En 1969, il décide de se lancer dans le vol aux instruments et s’inscrit en octobre, à Genève-Cointrin, à l’une des meilleures écoles du genre, Les Ailes, où son instructeur est un Vaudois du nom de Jean Liardon. Fils de Francis Liardon, qui fut champion du monde de voltige dans les années 1950, et grand professionnel lui-même, Jean Liardon restera jusqu’au bout un ami fidèle. Puis, en novembre, il acquiert son troisième avion, un superbe Wassmer pouvant prendre cinq personnes à son bord.

Le 17 avril 1970, Jacques Brel est qualifié IFR, poussant sa formation jusqu’à devenir copilote sur Lear Jet, un bimoteur à réaction. C’est à bord d’un avion semblable que, trois ans plus tard, en mai 1973, il invite sept ou huit amis (dont Jojo, sa femme Alice et la sœur de celle-ci, Laetitia, Jean Liardon et son épouse, outre Maddly bien sûr) à se rendre en Guadeloupe. L’autonomie du Lear Jet 25, loué pour l’occasion, étant limitée à moins de deux mille kilomètres, de multiples escales sont nécessaires entre Genève et Pointe-à-Pitre, par la route du nord (ravitaillement en kérosène oblige) : Paris, Prestwick, Keflavik, Narssarssuaq, Portland, Wilmington et Nassau ! Assis à droite du pilote, Jacques est fier d’emmener ses amis dans un aussi beau voyage, qu’une avarie va cependant perturber : en se posant au Groenland, à Narssarssuaq, dans des conditions météorologiques difficiles, le train d’atterrissage est endommagé ! Le temps de se faire livrer la pièce nécessaire, car il n’y a pas moyen de réparer sur place, l’avion est immobilisé plusieurs jours sur le tarmac, avec des passagers en tenue estivale (ils n’ont prévu que ce qui était nécessaire à destination) par des températures polaires… Finalement, le séjour antillais se déroula à merveille et, le lendemain du retour en métropole, le 21 mai 1973, Brel embarquait à nouveau tout ce petit monde pour aller assister, au festival de Cannes, à la projection de son second film, Le Far West[50].
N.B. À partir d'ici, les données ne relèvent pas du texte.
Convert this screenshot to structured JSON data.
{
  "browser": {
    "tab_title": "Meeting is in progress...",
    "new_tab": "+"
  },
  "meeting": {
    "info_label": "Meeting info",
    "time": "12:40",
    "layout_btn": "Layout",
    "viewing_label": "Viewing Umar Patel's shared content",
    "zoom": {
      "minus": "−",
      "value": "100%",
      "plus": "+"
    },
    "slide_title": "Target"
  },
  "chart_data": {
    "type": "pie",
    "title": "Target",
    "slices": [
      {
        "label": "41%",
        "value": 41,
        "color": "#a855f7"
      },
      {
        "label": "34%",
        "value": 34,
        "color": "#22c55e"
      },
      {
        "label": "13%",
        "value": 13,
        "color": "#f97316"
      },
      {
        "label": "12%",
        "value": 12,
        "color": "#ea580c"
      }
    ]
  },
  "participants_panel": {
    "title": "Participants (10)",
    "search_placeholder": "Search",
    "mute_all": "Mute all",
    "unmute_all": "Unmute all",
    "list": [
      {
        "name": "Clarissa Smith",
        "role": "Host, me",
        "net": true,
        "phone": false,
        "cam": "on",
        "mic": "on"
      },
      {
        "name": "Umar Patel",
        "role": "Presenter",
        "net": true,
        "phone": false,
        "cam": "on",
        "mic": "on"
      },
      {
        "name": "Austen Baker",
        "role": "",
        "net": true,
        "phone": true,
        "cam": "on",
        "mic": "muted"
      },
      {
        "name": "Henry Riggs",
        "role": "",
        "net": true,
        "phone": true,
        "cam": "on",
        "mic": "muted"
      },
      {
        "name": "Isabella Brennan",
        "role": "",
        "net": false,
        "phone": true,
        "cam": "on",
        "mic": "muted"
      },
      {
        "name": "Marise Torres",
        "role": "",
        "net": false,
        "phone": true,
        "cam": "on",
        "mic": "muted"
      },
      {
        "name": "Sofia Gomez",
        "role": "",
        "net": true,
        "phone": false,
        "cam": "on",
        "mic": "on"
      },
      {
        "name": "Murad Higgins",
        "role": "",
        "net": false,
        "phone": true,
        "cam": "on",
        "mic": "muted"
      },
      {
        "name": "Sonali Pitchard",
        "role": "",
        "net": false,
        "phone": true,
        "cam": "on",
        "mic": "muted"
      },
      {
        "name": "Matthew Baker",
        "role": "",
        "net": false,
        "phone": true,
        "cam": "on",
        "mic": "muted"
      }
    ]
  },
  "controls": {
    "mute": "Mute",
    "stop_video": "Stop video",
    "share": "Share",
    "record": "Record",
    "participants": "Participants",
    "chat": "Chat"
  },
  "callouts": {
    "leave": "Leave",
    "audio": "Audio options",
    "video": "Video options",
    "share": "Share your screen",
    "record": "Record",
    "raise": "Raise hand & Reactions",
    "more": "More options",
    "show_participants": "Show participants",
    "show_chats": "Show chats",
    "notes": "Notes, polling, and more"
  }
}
En 1977, mettant à profit son retour à Paris pour enregistrer ses nouvelles chansons, il s’empressera, une fois l’album en boîte, en octobre, de rejoindre Jean Liardon en Suisse. Objectif : s’adonner avec lui et son père Francis, à Sion (à bord d’un Stampe, un avion belge), aux joies de la voltige ! À vrai dire, du jour où Jacques a été touché par le virus, il n’a jamais manqué la moindre occasion de piloter. Ainsi, lors de sa tournée du printemps 1966 dans l’océan Indien (pendant qu’Antoine faisait ses débuts à l’Olympia, six mois pile avant que lui-même n’y fasse ses adieux), il vola tout son saoul au-dessus de Madagascar avec un Gardan Horizon identique au premier appareil qu’il s’était offert. Journaliste aujourd’hui bien connu, spécialiste en aéronautique, Bernard Chabbert, alors étudiant en droit et musicien de circonstance, y rencontra le chanteur… et fit la connaissance du pilote :

« J’étais jeune pilote à l’aéroclub, fraîchement inscrit à la fac de droit du campus Charles-de-Gaulle de Tananarive, et avec une bande de garnements de mon espèce, nous avions monté un groupe de blues-rock des plus crédibles. Mieux, nous avions mis sur pied une boîte, l’Œuf, pour y donner des concerts hebdomadaires, et l’Œuf, devenu haut lieu du rock’n’roll malgache, ne désemplissait pas… Un jour, un organisateur de spectacles nous apprend que le Grand Brel va venir se produire à Tana, en cours de tournée dans l’océan Indien… et que nous sommes conviés à assurer la première partie ! Comme on ne doutait de rien, on a assuré… Mais le plus merveilleux, ce fut la fréquentation, durant les quelques jours qui suivirent, du Grand Jacques : il avait décidé de prendre quelques moments de bonheur personnel et, ayant appris que Madagascar était un paradis aérien, il s’était inscrit à l’aéroclub d’Air France. Pendant une semaine, Brel a sillonné la grande île, avec le Gardan mal-aimé de l’association, si je me souviens bien… L’ennui, avec les génies, c’est qu’on s’habitue si vite à eux que, lorsqu’ils sont partis, le manque est vraiment immense[51]. »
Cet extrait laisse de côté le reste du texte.